Stop whining, says Mahathir


  • Nation
  • Sunday, 05 Oct 2003

WHINING NATION (Sept 29): Datuk Seri Dr Mahathir Mohamad chided Malaysians who always complain and raise objections when the Government implements a policy or project for their long-term benefit. The Prime Minister said protests and objections by the public had always hindered the implementation of projects that could actually benefit the community.  

NO COMING BACK (Sept 29): The Government has rejected a request from Chin Peng, the former secretary-general of the outlawed Communist Party of Malaya, to return to the country now.  

BETTER TRACKING (Sept 30): Prime Minister Datuk Seri Dr Mahathir Mohamad has directed all government agencies, companies and statutory bodies to record every single transaction that they make for easy monitoring.  

REVIEW DECISION (Sept 30): The Consumers Association of Penang wants the Government to review its decision to impose anti-dumping duties on newsprint, saying it will affect consumers.  

NEW BOOK (Sept 30): A book on Prime Minister Datuk Seri Dr Mahathir Mohamad depicting his student and bachelor days, his family life, career in politics, his achievements and his vision for the country is now accessible to every Malaysian. Mahathir Menjulang Martabat Malaysia (Mahathir Uplifts Malaysia's Integrity) is written by Dr Zahidi Datuk Zainol Rashid, who is with the Kedah Public Library Corp.  

CENSORSHIP (Sept 30): Members of performing arts community have expressed concern over City Hall's newly-formed committee to evaluate scripts for theatre performances. The group said the stringent guidelines equal censorship.  

GOOD MODEL (Oct 1): The Election Commission has declared that the Malaysian democracy model is very much alive although there are still some weaknesses that can be overcome over time. Its chairman Tan Sri Abdul Rashid Abdul Rahman said democratic elections had been held 10 times and had resulted in the establishment of legitimate and responsive governments since independence.  

PYGMY ELEPHANTS EXPORT (Oct 1): A dozen Borneo pygmy elephants in Sabah will find themselves in Chinese and Japanese zoos barely a month after it was confirmed that the animals belonged to a new subspecies. It is learnt that the animals were captured from the wild by a renowned animal trader in Sabah after he purportedly convinced the Sabah Wildlife Department to allow them to be exported.  

PROBE CLAIMS (Oct 2): The Anti-Corruption Agency has been directed to investigate all claims for expenses made by Members of Parliament that are considered excessive.  

BORROWERS TO GAIN (Oct 4): Under the proposed amendments to the Pawnbrokers Act 1972, pawnbrokers will have to return the excess amount to borrowers who default on payment if they sell the items pawned for a higher sum than the loan taken.  

FOREIGN  

RUNNING AGAIN (Oct 4): Philippine President Gloria Macapagal Arroyo is almost certain to run in next May's presidential election, reversing course after pledging last not to stand, a close aide said on Friday. Despite her pledge not to stand, Arroyo has been increasingly expected to reverse course and announce her candidacy. 

JAPANESE ORGY (Sept 29): Hundreds of Japanese tourists and Chinese prostitutes held a three-day orgy at a luxurious hotel in southern China, sparking outrage and prompting police to launch an investigation.  

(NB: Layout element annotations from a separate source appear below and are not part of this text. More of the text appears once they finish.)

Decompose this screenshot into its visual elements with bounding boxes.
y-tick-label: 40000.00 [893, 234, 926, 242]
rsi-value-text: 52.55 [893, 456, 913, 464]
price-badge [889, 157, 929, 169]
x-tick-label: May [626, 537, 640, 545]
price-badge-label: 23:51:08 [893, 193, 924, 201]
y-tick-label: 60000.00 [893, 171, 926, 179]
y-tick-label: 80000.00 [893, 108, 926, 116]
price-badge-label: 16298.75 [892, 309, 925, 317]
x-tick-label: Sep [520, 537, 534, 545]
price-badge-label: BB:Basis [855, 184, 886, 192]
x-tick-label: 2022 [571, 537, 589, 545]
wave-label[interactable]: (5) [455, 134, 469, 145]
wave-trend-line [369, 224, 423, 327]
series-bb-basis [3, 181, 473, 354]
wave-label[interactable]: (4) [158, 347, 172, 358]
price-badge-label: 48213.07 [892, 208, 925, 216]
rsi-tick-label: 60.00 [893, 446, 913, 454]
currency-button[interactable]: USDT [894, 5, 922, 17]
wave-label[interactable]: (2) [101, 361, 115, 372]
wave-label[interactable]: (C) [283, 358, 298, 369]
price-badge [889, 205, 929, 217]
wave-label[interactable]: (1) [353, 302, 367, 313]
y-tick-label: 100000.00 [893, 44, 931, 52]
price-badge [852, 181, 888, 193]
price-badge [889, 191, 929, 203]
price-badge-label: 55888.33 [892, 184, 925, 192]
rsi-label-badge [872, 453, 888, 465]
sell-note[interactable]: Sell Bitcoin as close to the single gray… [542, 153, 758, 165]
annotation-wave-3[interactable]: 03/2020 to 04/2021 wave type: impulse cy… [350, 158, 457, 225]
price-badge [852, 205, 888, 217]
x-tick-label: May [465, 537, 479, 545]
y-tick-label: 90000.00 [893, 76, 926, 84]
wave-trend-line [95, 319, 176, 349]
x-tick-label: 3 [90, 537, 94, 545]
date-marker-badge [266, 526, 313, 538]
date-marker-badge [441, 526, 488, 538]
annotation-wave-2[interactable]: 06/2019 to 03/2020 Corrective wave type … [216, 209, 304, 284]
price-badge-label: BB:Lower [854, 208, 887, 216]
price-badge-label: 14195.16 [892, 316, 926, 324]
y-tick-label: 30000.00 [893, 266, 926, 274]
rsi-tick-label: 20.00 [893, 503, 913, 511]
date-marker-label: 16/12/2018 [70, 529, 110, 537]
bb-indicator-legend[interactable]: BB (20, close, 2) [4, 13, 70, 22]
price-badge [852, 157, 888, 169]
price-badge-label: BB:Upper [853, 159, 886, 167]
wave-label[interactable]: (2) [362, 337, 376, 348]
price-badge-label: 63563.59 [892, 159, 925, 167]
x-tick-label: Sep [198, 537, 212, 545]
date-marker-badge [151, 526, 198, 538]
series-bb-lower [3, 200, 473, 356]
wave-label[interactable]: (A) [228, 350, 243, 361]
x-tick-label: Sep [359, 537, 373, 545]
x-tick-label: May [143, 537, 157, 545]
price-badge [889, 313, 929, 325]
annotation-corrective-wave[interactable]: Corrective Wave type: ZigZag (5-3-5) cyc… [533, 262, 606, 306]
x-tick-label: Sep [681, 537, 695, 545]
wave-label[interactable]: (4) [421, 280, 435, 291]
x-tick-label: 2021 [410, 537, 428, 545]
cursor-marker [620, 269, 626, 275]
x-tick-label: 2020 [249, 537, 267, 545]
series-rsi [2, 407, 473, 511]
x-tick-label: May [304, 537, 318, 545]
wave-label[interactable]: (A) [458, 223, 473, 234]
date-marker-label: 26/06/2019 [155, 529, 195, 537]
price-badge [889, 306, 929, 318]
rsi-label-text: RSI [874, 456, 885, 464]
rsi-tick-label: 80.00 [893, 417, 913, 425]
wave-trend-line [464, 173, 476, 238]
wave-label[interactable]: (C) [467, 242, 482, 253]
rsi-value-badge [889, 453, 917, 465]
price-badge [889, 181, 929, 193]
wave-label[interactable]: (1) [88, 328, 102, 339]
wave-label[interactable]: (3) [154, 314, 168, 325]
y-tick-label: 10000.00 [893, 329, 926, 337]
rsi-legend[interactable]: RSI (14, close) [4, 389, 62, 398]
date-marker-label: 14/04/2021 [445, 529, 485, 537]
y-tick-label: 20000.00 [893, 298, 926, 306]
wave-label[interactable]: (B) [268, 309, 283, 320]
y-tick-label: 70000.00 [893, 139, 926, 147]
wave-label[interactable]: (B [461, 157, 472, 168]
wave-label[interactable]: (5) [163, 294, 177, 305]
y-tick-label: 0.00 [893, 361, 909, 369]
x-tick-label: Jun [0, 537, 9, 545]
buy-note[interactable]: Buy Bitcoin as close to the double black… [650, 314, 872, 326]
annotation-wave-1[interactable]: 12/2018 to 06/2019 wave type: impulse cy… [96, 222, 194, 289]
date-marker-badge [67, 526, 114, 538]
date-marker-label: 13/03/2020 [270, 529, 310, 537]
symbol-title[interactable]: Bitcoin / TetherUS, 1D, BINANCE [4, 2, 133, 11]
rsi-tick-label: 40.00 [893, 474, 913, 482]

BOMBER GETS DEATH (Oct 3): A court sentenced to death the man who commanded the Bali nightclub bombings, wrapping up the trials of the four main accused ahead of the first anniversary of the atrocity. Islamic militant Mukhlas now joins a younger brother on death row. NOT FOUND (Oct 4): The US-led team hunting for weapons of mass destruction in Iraq has found no stockpiles of biological or chemical weapons six months after the United States launched a war against Baghdad to remove such a threat, CIA adviser David Kay said.  

GLOBAL PROTEST (Sept 29): Tens of thousands of anti-war protesters staged demonstrations around the world on Saturday venting their anger at the US-led invasion of Iraq and calling for an end to the occupation.  

DARKNESS IN ITALY (Sept 29): A massive blackout hit Italy on Sunday, cutting power to millions of Italians who woke up to find their phone lines silent and their television black, while drivers struggled through streets without traffic lights and trains remained stuck on the tracks.  

MOON MISSION (Sept 29): Europe's first mission to the moon has blasted off abroad a European Ariane rocket from French Guiana, space officials said.  

DEADLINE DEMOCRACY (Oct 2): UN Secretary-General Kofi Annan has set a timetable for ending military rule in Myanmar and turning the country into a democracy by 2006.  

USING FUEL RODS (Oct 3): North Korea said it has completed reprocessing its 8,000 spent nuclear fuel rods and is using plutonium extracted from them to make nuclear weapons.  

NOBEL LITERATURE PRIZE (Oct 3): J. M. Coetzee has won the Nobel Literature Prize. He is considered to be one of South Africa's finest writers whose works give voice to the anguish of his home country.